1650年代、衰退した茶業を復興すべく立ち上がったのが、佐賀藩士吉村新兵衛でした。山麓を開墾して茶樹を栽培し、現在のうれしの茶の礎を築いたのです。彼の死後その遺志を子息が引き継ぎ嬉野全域にお茶を広めました。

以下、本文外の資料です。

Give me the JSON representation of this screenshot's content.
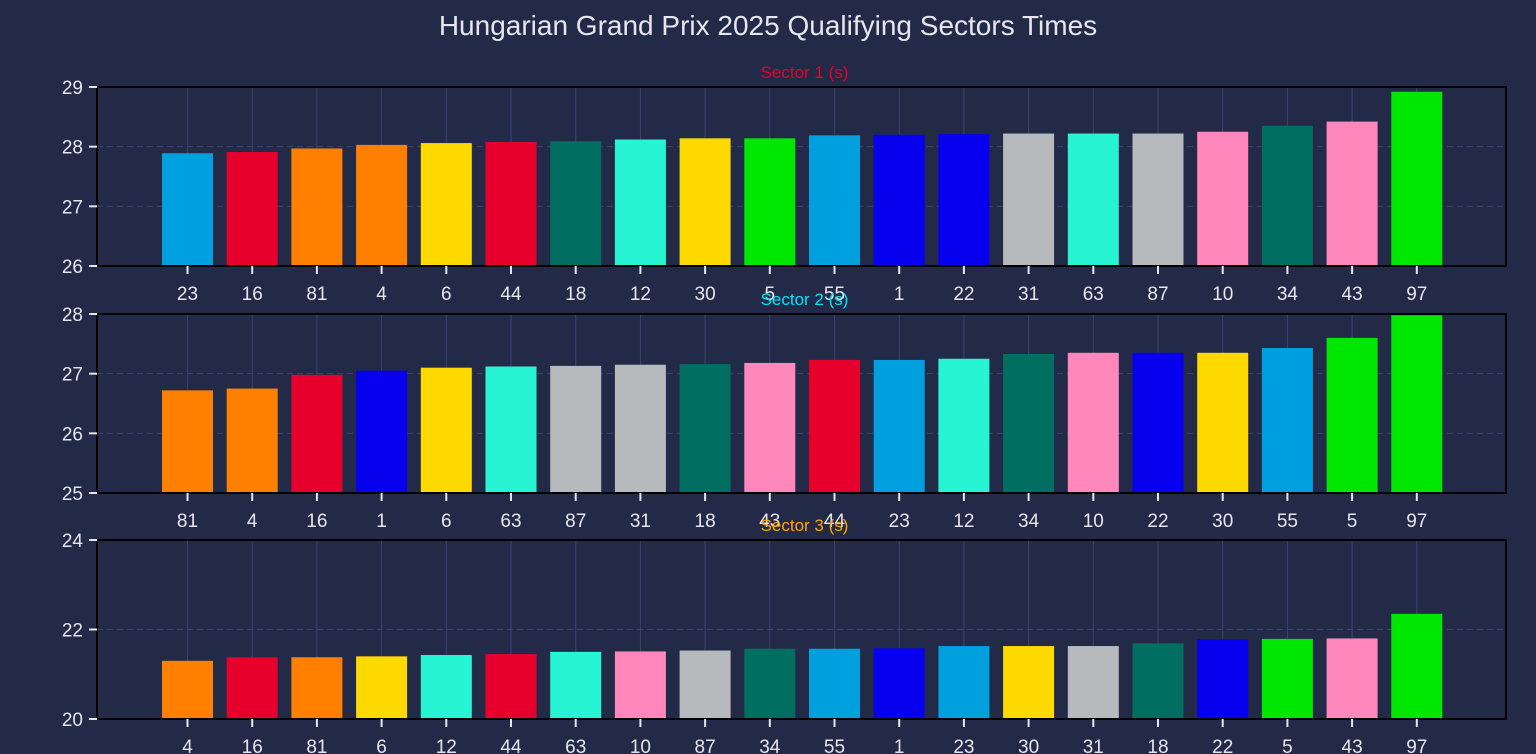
{
  "figure": {
    "title": "Hungarian Grand Prix 2025 Qualifying Sectors Times",
    "background": "#232a47"
  },
  "team_colors": {
    "mclaren": "#ff8000",
    "ferrari": "#e8002d",
    "red_bull": "#0600ef",
    "mercedes": "#27f4d2",
    "aston_martin": "#006f62",
    "racing_bulls": "#fdd900",
    "williams": "#00a0de",
    "haas": "#b6babd",
    "alpine": "#ff87bc",
    "sauber": "#00e701"
  },
  "chart_data": [
    {
      "type": "bar",
      "title": "Sector 1 (s)",
      "title_color": "#e8002d",
      "ylim": [
        26,
        29
      ],
      "yticks": [
        26,
        27,
        28,
        29
      ],
      "grid": true,
      "categories": [
        "23",
        "16",
        "81",
        "4",
        "6",
        "44",
        "18",
        "12",
        "30",
        "5",
        "55",
        "1",
        "22",
        "31",
        "63",
        "87",
        "10",
        "34",
        "43",
        "97"
      ],
      "values": [
        27.89,
        27.91,
        27.97,
        28.03,
        28.06,
        28.08,
        28.09,
        28.12,
        28.14,
        28.14,
        28.19,
        28.2,
        28.21,
        28.22,
        28.22,
        28.22,
        28.25,
        28.35,
        28.42,
        28.92
      ],
      "colors": [
        "#00a0de",
        "#e8002d",
        "#ff8000",
        "#ff8000",
        "#fdd900",
        "#e8002d",
        "#006f62",
        "#27f4d2",
        "#fdd900",
        "#00e701",
        "#00a0de",
        "#0600ef",
        "#0600ef",
        "#b6babd",
        "#27f4d2",
        "#b6babd",
        "#ff87bc",
        "#006f62",
        "#ff87bc",
        "#00e701"
      ]
    },
    {
      "type": "bar",
      "title": "Sector 2 (s)",
      "title_color": "#00e5ff",
      "ylim": [
        25,
        28
      ],
      "yticks": [
        25,
        26,
        27,
        28
      ],
      "grid": true,
      "categories": [
        "81",
        "4",
        "16",
        "1",
        "6",
        "63",
        "87",
        "31",
        "18",
        "43",
        "44",
        "23",
        "12",
        "34",
        "10",
        "22",
        "30",
        "55",
        "5",
        "97"
      ],
      "values": [
        26.72,
        26.75,
        26.98,
        27.05,
        27.1,
        27.12,
        27.13,
        27.15,
        27.16,
        27.18,
        27.23,
        27.23,
        27.25,
        27.33,
        27.35,
        27.35,
        27.35,
        27.43,
        27.6,
        27.98
      ],
      "colors": [
        "#ff8000",
        "#ff8000",
        "#e8002d",
        "#0600ef",
        "#fdd900",
        "#27f4d2",
        "#b6babd",
        "#b6babd",
        "#006f62",
        "#ff87bc",
        "#e8002d",
        "#00a0de",
        "#27f4d2",
        "#006f62",
        "#ff87bc",
        "#0600ef",
        "#fdd900",
        "#00a0de",
        "#00e701",
        "#00e701"
      ]
    },
    {
      "type": "bar",
      "title": "Sector 3 (s)",
      "title_color": "#ffa500",
      "ylim": [
        20,
        24
      ],
      "yticks": [
        20,
        22,
        24
      ],
      "grid": true,
      "categories": [
        "4",
        "16",
        "81",
        "6",
        "12",
        "44",
        "63",
        "10",
        "87",
        "34",
        "55",
        "1",
        "23",
        "30",
        "31",
        "18",
        "22",
        "5",
        "43",
        "97"
      ],
      "values": [
        21.3,
        21.38,
        21.38,
        21.4,
        21.43,
        21.45,
        21.5,
        21.51,
        21.53,
        21.57,
        21.57,
        21.58,
        21.63,
        21.63,
        21.63,
        21.69,
        21.78,
        21.79,
        21.8,
        22.35
      ],
      "colors": [
        "#ff8000",
        "#e8002d",
        "#ff8000",
        "#fdd900",
        "#27f4d2",
        "#e8002d",
        "#27f4d2",
        "#ff87bc",
        "#b6babd",
        "#006f62",
        "#00a0de",
        "#0600ef",
        "#00a0de",
        "#fdd900",
        "#b6babd",
        "#006f62",
        "#0600ef",
        "#00e701",
        "#ff87bc",
        "#00e701"
      ]
    }
  ]
}
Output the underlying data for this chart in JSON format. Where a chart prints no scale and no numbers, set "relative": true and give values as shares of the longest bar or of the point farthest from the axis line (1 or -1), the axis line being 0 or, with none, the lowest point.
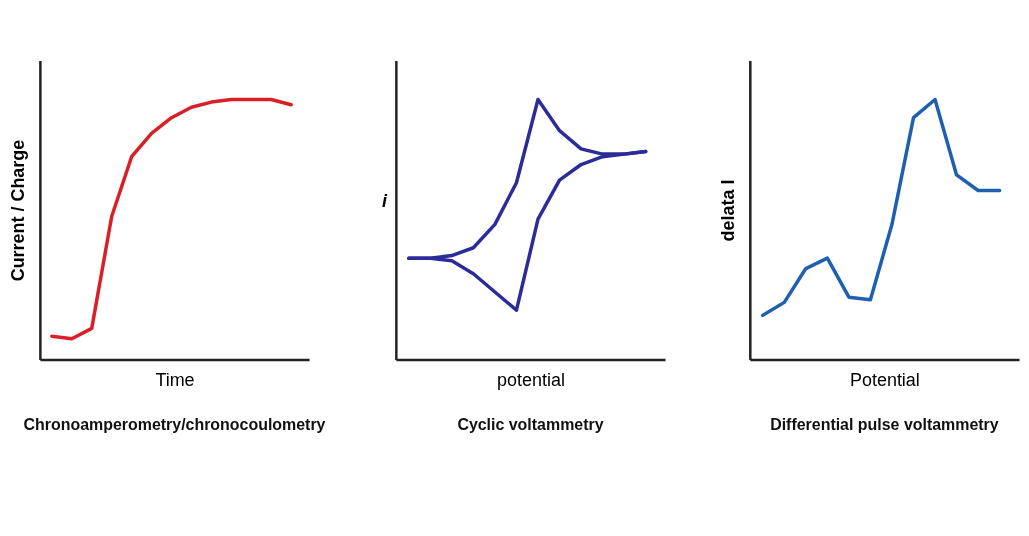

新兵衛さんを唄った茶摘み唄がこの地方に残ります(後でアップします)。
幕末、長崎で油商を営んでいた大浦慶は油に代わる商材として茶に目をつけ、それを海外に輸出することを思いつき、ペリーが浦賀に来航した1853年、出島商館のテキストルに嬉野茶の見本を渡し、帰国の途中でアメリカ、アラビア、イギリスに届けてくれるよう頼みます。三年後の1856年、慶はイギリス商ウイリアム・オルトから10万斤とも言われる巨額な注文を受けました。それを助けたのが、肥前国西嬉野村で茶仲買をしていた宮崎徳松でした。日本の茶貿易のはじまりは嬉野製釜炒り茶だったのです。